Afin d’inciter les propriétaires de logements vacants à remettre leur bien sur le marché locatif, le Conseil de Paris a adopté une surtaxe sur les logements inoccupés afin de remettre 20 000 biens sur le marché.
La loi de finance pour 2026 prévoit la mise en œuvre, à compter du 1er janvier 2027, d’une nouvelle taxe locale frappant la vacance des locaux d’habitation. Dans la capitale, 139 075 logements sont vacants, selon les données de l’INSEE (hors résidences secondaires), représentant environ 10 % de la totalité des logements parisiens. La ville de Paris a voté, comme la réforme le lui permet, le doublement de la taxe sur les logements vacants, une me qualifiée de « victoire historique » par Jacques Baudrier, adjoint au maire de Paris chargé du logement.
Une refonte récente de la fiscalité applicable aux logements vacants
La fiscalité applicable aux logements vacants a été profondément modifiée par la loi de finances pour 2026. Jusqu’à cette réforme, qui prendra tous ses effets en 2027, deux taxes coexistaient : la taxe sur les logements vacants (TLV) et la taxe d’habitation sur les logements vacants (THLV). Un territoire ne peut être soumis aux deux taxes simultanément. La TLV s’applique dans les communes d’une zone d’urbanisation continue de plus de 50 000 habitants où existe un déséquilibre marqué entre l’offre et la demande de logements. La liste des communes concernées est fixée par décret.
Une réponse fiscale jusqu’alors insuffisamment efficace ?

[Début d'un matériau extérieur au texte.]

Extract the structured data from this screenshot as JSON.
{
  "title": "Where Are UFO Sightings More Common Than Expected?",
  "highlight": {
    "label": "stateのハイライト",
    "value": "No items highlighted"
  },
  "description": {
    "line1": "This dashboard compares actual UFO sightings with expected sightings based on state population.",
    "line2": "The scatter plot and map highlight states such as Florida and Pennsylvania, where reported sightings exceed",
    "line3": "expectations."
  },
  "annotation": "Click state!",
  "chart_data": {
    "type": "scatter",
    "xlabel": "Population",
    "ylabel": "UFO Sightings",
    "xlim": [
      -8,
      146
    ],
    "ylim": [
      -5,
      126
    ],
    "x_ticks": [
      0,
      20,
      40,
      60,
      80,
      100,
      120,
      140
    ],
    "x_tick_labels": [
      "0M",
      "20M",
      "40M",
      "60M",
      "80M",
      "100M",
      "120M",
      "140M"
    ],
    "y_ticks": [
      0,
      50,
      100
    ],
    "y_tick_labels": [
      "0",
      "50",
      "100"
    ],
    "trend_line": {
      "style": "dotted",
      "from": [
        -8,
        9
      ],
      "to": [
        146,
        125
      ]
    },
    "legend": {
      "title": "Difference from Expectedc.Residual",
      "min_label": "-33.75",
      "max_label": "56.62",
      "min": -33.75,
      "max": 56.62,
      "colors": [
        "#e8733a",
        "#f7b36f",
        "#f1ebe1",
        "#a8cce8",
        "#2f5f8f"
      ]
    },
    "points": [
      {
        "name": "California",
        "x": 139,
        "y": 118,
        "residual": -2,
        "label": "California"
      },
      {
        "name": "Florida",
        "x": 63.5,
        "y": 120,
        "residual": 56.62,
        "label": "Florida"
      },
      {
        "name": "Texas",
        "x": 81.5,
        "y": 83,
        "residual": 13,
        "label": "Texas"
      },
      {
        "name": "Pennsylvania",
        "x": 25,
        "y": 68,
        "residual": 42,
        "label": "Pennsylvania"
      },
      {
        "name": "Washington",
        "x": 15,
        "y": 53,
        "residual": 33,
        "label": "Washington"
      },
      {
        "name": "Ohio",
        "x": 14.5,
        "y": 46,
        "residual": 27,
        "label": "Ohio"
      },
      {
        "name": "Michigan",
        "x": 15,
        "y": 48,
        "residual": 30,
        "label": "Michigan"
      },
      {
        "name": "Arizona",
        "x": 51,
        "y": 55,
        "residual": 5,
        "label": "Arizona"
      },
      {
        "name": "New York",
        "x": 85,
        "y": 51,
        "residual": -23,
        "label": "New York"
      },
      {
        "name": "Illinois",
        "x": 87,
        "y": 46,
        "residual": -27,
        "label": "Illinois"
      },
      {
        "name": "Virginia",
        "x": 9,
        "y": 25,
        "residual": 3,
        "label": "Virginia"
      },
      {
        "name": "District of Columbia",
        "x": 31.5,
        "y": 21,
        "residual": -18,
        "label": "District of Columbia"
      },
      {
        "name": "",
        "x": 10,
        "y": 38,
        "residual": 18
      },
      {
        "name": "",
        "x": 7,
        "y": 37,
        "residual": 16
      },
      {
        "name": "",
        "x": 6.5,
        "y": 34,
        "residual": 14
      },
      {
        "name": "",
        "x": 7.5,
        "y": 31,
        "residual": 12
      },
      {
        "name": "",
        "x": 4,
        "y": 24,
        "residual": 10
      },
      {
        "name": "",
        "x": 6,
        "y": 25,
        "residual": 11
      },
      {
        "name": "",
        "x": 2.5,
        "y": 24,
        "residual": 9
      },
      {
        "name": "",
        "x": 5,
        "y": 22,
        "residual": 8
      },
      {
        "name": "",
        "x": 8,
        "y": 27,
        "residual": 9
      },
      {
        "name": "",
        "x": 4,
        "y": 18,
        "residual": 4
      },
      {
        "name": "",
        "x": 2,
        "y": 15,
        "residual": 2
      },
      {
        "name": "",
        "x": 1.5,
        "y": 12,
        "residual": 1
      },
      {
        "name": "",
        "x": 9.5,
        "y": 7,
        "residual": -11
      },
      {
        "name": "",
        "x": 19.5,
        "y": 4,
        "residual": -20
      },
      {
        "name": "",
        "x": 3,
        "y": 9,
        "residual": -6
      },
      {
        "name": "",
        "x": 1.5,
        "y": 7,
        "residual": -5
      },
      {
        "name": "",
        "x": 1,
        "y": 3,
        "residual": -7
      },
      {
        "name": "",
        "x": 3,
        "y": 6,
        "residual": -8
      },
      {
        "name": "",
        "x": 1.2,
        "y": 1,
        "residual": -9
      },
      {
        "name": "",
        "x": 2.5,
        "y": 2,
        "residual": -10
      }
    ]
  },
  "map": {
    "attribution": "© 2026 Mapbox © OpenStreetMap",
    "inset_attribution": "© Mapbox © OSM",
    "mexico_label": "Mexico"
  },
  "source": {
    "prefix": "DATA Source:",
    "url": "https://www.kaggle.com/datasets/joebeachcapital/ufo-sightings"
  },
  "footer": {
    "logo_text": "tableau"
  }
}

1,35 million de logements sont vacants depuis au moins deux ans dans le parc privé en France. De plus, 1,6 million de passoires énergétiques locatives risquent de basculer dans la vacance avec l’interdiction progressive à la relocation mise en place par la loi n° 2021-1104 du 22 août 2021. Cette vacance durable est liée à divers facteurs, tant à l’état des logements qu’aux choix des propriétaires. Selon la Cour des comptes, la mobilisation récente des pouvoirs publics reste insuffisante face à ce phénomène.
Une seule taxe désormais applicable
Le législateur a choisi de supprimer la TLV et la THLV, créant une nouvelle taxe sur la vacance des locaux d’habitation (TVLH). Cette fusion vise à simplifier la fiscalité applicable. À partir de 2027, la TVLH s’appliquera à la place des deux anciennes taxes.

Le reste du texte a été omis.